Discovering Myself in Fable III

Bitmob has kicked out a spoiler-heavy editorial about how Lionhead's latest Fable installment caused the author to "reflect on his own moral compass" while making some of the black and white decisions the game throws at you while you're king.
After a few more sessions of court, the floor of the treasury fell out. Costly policy after policy drained the coffers, and the annoying new butler chastised me constantly about our lack of funds. I transferred every penny I could to the treasury, but I wasn't sure it would be enough. I began to panic.

When my financial advisor asked me if I should reinstate a child-benefit program, I actually paused to consider it. It would be expensive to implement such a program, but the people would need it. However, what good would welfare programs do to the dead?

I had a moment of weakness where my finger hovered over the X-button, the (evil) option. That would not only get rid of the welfare program, but charge a tax for every birth in Albion. I -- we need the money so badly. What were we going to do?

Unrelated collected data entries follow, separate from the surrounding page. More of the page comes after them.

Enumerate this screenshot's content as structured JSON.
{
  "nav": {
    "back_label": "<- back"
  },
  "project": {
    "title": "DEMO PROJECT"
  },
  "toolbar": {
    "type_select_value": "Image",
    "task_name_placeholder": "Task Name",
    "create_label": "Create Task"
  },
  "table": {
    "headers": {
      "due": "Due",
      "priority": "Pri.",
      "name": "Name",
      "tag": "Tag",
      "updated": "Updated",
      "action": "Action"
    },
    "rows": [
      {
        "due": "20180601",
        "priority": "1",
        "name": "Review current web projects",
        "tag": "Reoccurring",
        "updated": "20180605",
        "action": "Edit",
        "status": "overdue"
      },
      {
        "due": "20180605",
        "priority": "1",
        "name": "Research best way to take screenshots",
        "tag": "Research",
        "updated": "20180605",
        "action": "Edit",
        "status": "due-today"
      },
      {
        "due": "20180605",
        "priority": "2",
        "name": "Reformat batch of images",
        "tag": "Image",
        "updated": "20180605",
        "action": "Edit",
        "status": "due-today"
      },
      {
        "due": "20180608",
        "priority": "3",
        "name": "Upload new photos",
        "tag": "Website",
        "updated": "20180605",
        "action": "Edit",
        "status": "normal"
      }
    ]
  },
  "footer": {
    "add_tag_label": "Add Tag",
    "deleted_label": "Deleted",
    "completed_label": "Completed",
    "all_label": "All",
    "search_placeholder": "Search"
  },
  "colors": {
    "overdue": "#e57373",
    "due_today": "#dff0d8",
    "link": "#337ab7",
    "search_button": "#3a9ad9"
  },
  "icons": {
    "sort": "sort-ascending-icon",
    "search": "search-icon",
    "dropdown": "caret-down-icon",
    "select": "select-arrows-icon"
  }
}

What was I going to do?

Then I realized how wrong this was. (And yes, it's silly to take things so seriously, but remember that I was trying to place myself in my avatar's shoes.) I decided to compromise with the neutral action, which neither drained nor added money to my reserves. It wasn't popular, but the people did not hate me.
Personally, I thought the decisions in Fable III were ridiculously weak. Every major decision was based solely on your finances (good decisions costed you money, evil decisions lined your pockets), and considering how easy money is to attain in the game, going either route just seemed pointless and inconsequential.